Now the power positions held by Latinos in the Los Angeles area are multiple and manifest. Besides the Mexico-born archbishop, who is in line to become the first U.S. prelate of Latino heritage to become a cardinal, there is the mayor. The speaker of the Assembly. The sheriff. A county supervisor. Several members of the City Council, of Congress, of the Legislature, of the Los Angeles school board.
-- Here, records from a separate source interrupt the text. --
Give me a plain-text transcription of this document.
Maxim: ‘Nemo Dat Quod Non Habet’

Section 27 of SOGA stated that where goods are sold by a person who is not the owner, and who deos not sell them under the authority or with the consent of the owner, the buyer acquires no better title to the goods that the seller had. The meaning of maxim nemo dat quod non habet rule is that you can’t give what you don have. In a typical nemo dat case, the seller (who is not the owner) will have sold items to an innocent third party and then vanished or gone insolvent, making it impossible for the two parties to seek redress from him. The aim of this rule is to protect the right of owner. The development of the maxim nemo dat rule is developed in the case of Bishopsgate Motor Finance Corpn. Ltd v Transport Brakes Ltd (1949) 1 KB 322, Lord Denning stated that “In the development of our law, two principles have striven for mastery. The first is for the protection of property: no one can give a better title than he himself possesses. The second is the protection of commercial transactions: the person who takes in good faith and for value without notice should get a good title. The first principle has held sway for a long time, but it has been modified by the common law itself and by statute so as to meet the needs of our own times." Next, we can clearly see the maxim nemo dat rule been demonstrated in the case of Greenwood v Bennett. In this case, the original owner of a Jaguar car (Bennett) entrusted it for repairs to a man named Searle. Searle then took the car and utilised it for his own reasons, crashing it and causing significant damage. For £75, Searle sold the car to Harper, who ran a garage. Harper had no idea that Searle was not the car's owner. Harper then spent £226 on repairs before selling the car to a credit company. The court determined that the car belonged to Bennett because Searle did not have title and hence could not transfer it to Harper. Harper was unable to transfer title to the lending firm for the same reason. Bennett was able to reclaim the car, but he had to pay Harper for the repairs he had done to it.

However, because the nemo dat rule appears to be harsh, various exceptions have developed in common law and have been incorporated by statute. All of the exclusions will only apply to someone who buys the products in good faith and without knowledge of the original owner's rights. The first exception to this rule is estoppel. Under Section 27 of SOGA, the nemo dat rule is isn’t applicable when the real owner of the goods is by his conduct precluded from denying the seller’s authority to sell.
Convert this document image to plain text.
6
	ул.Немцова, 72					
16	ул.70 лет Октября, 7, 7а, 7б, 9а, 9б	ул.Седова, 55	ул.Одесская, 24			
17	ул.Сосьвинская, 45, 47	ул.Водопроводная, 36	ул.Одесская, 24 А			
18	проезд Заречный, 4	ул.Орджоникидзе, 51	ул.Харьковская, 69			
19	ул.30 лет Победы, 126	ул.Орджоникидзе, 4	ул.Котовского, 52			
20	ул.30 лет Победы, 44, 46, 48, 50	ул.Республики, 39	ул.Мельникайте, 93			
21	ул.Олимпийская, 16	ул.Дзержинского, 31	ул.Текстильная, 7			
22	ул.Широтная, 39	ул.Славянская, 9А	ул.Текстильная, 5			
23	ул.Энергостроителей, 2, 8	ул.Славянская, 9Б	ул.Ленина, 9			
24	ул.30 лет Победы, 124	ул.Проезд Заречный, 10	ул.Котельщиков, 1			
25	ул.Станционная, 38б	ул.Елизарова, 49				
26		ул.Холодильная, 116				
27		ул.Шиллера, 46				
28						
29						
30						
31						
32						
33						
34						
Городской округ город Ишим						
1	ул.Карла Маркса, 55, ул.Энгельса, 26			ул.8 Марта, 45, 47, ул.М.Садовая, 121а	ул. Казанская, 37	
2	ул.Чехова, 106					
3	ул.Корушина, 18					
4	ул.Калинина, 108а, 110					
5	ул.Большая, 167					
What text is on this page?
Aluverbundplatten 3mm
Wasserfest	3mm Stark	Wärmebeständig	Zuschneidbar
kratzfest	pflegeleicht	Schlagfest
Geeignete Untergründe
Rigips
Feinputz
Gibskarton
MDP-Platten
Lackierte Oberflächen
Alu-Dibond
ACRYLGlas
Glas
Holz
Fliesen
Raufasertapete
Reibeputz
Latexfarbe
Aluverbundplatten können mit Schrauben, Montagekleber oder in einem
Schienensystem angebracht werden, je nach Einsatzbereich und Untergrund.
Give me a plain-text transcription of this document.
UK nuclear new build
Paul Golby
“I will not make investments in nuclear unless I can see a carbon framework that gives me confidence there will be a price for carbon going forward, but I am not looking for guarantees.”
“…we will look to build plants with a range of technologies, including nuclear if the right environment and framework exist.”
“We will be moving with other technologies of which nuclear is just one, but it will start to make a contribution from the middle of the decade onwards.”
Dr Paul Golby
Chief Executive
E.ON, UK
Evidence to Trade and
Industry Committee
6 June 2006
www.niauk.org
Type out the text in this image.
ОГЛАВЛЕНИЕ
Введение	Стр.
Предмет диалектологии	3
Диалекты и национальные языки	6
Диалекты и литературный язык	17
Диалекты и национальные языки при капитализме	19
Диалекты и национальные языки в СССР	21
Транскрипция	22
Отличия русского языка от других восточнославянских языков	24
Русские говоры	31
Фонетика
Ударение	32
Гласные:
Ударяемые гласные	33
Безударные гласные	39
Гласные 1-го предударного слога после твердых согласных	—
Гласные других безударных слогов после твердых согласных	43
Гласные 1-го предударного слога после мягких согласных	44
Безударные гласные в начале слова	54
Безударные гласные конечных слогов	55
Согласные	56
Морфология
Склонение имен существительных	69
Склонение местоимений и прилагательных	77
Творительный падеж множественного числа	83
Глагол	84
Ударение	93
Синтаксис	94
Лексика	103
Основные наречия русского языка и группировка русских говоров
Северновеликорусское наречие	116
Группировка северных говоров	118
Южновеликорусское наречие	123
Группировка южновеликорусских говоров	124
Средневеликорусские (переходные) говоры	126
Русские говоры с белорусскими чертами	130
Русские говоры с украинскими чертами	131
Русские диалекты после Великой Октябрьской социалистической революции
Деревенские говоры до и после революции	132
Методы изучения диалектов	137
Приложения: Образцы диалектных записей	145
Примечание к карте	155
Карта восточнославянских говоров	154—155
The head of the most influential civic entity, organized labor.
"It is coming full circle," said UC Berkeley associate professor Lisa García Bedolla, the author of two books on Latino politics. "That's what Los Angeles looked like before becoming part of the United States."
It is hardly accidental, however. The moves to the top in politics and other endeavors have required equal parts population shifts, hard-fought legal pursuit and political strategizing.
Population numbers are only the most obvious propellant for the ambitions of both the community and its leaders.
In 1960, according to a USC demographic study, fewer than 10% of the people in the Los Angeles County area were Latino. By 2008, according to federal census estimates, almost half were Latino. Roughly the same was true in the city of Los Angeles.
(Excerpt) Read more at latimes.com ...
All true
I haven’t hear any scandel YET only Church having problems is Cathoic church RIGHT NOW
So becoming Pentecostal is a good thing for Los Angeles then, they are conservative and Christian, and they are Republicans.
No idiot, those people (probably no more than 2,000) wanted NOTHING to do with the corrupt government in Mexico. They considered themselves SPANISH.
That is growing movement right now Latinos are becoming Pentcosasal and they are pro family also Republican that good news right now about that growing political movement in LA
That sounds pretty good, the Republicans carried 56% of the Protestant Hispanic vote in 2004.
Please refrain from profanity when posting.